I tend to see these more when people are trying to defend the Tories or actions of those even further on the right. They have been very common on the anti-EU side of the Brexit argument, and they are almost universally used by apologists for Donald Trump.

That's not to say they couldn't be used by anyone, from any political ideology, supporting any political aim. Or really any argument at all. You see these arguments all the time in sports when shady, loaded individuals want to take over a football club for example, and fans are looking for a reason to justify their continued support for a club that is now owned by a human rights violater with a reputation for torture.

But I tend to see them deployed most often on the political right. They are used to minimise terrible moral actions and deflect away scandals. They have been very effective in the propaganda wars on social media. They tend to get shared by people who aren't very good at recognising propaganda.

There is a subtle difference between the two."Moral equivalency" is the fancy term for saying "they're all as bad as each other!" Moral Equivalency gets rolled out any time a person's degenerate behaviour is questioned. Here's an example; the first comment left on a post that my friend Sian shared on Facebook about Dominic Cummings.

The joke that Sian shared is that if you 'cut out' the mask and wear it you can drive wherever the f*ck you want during lockdown. This joke incidentally, was ripped off by the Daily Star, and printed on their front page.

The very first comment is a classic piece of Moral Equivalency.

"Or Welsh Labour MP Stephen Kinnock, or the Scottish Dr. Seems it doesn't matter what political party there are idiots in them all who bend the rules to suit them [angry emoji]"

Do you see the attempt to make an equivalency case? Well, says our erstwhile commentator, they're all as bad as each other.

There are so many problems with this approach it's hard to list them all, but we can deconstruct this argument to see what the person using it is trying to do.
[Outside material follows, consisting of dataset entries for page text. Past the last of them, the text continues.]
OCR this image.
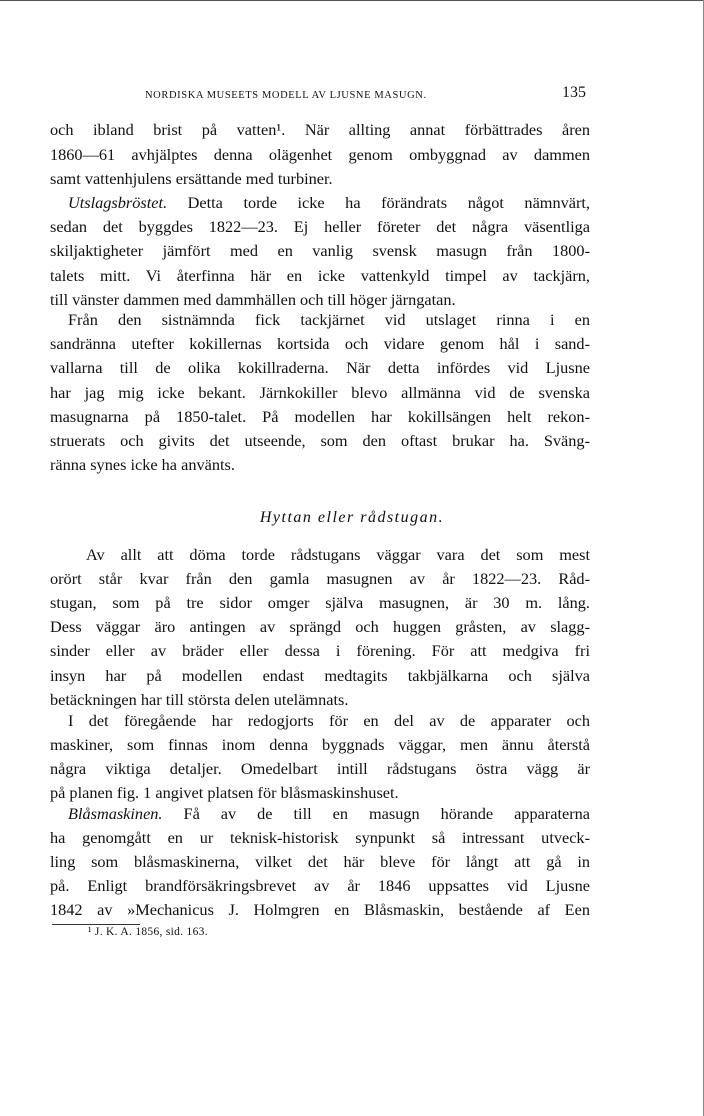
NORDISKA MUSEETS MODELL AV LJUSNE MASUGN.	135
och ibland brist på vatten¹. När allting annat förbättrades åren
1860—61 avhjälptes denna olägenhet genom ombyggnad av dammen
samt vattenhjulens ersättande med turbiner.
Utslagsbröstet. Detta torde icke ha förändrats något nämnvärt,
sedan det byggdes 1822—23. Ej heller företer det några väsentliga
skiljaktigheter jämfört med en vanlig svensk masugn från 1800-
talets mitt. Vi återfinna här en icke vattenkyld timpel av tackjärn,
till vänster dammen med dammhällen och till höger järngatan.
Från den sistnämnda fick tackjärnet vid utslaget rinna i en
sandränna utefter kokillernas kortsida och vidare genom hål i sand-
vallarna till de olika kokillraderna. När detta infördes vid Ljusne
har jag mig icke bekant. Järnkokiller blevo allmänna vid de svenska
masugnarna på 1850-talet. På modellen har kokillsängen helt rekon-
struerats och givits det utseende, som den oftast brukar ha. Sväng-
ränna synes icke ha använts.
Hyttan eller rådstugan.
Av allt att döma torde rådstugans väggar vara det som mest
orört står kvar från den gamla masugnen av år 1822—23. Råd-
stugan, som på tre sidor omger själva masugnen, är 30 m. lång.
Dess väggar äro antingen av sprängd och huggen gråsten, av slagg-
sinder eller av bräder eller dessa i förening. För att medgiva fri
insyn har på modellen endast medtagits takbjälkarna och själva
betäckningen har till största delen utelämnats.
I det föregående har redogjorts för en del av de apparater och
maskiner, som finnas inom denna byggnads väggar, men ännu återstå
några viktiga detaljer. Omedelbart intill rådstugans östra vägg är
på planen fig. 1 angivet platsen för blåsmaskinshuset.
Blåsmaskinen. Få av de till en masugn hörande apparaterna
ha genomgått en ur teknisk-historisk synpunkt så intressant utveck-
ling som blåsmaskinerna, vilket det här bleve för långt att gå in
på. Enligt brandförsäkringsbrevet av år 1846 uppsattes vid Ljusne
1842 av »Mechanicus J. Holmgren en Blåsmaskin, bestående af Een
¹ J. K. A. 1856, sid. 163.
1) It casts shade on somebody else from a different part of the political spectrum to try and provoke a defence of that person. (It's a shame for them they can't do better than Stephen Kinnock. I can't imagine anyone jumping to his defence.)

2) If they don't provoke a defence of that person, it is still minimising this as just a political disagreement. They're basically saying 'You are only disapproving because he's an advisor to the Tory Prime Minister.' That's basically invalidating a person's opinion by accusing them of bias. It's an attempt to negate the argument by changing the basis of the argument from examination of a person's actions to debate about their beliefs.

3) It's an attempt to downplay and justify. But justifying bad behaviour by citing another person's bad behaviour is juvenile. That's like me telling my Mum I shouldn't be told off for kicking the cat because my brother forgot to feed the cat last week*.

*this is an analogy. No cats were actually kicked or neglected in the writing of this blog post.

4) This is a good example of someone trying to "kitchen sink" an argument - throwing in all the examples they can to show that there are loads of people breaking the rules out there.

In this case the person doing the 'kitchen sinking' is factually wrong which is counter-productive to their argument. The "Scottish Dr" was an employee of the Scottish Government, not a member of a political party. (As far as I'm aware, anyway. I never saw any party affiliations mentioned when the news cycle was about her.) And, more importantly, she resigned when her rule-breaking was discovered.

That actually shows a level of contrition and acknowledgment of wrongdoing that has been completely absent from Cummings. In fact, the "Scottish Dr" is an example of a high ranking government advisor who owned her rule-breaking and took the consequences rather than trying to avoid them. The commenter either doesn't know this or doesn't care. They just want as much evidence as possible. Facts don't matter. Kitchen sinkers are rarely deep thinkers.

5) It makes all wrongdoing equally bad. It's similar to when the tape came out with President Trump describing his approach to women as "grab them by the pussy" and his supporters replied with whatever bad thing they thought his opponents had done. 'They're all as bad as each other' implies that every action or attitude is of equal standing. 

6) It reduces accountability. "Of course Dominic Cummings ignored the lockdown rules and quarantine restrictions - he's a political advisor, that's what people in politics do..." Such an attitude basically gives people a free pass and doesn't hold them accountable for their actions.

I have some more examples but this has turned into a long post, so I will write about them in part 2.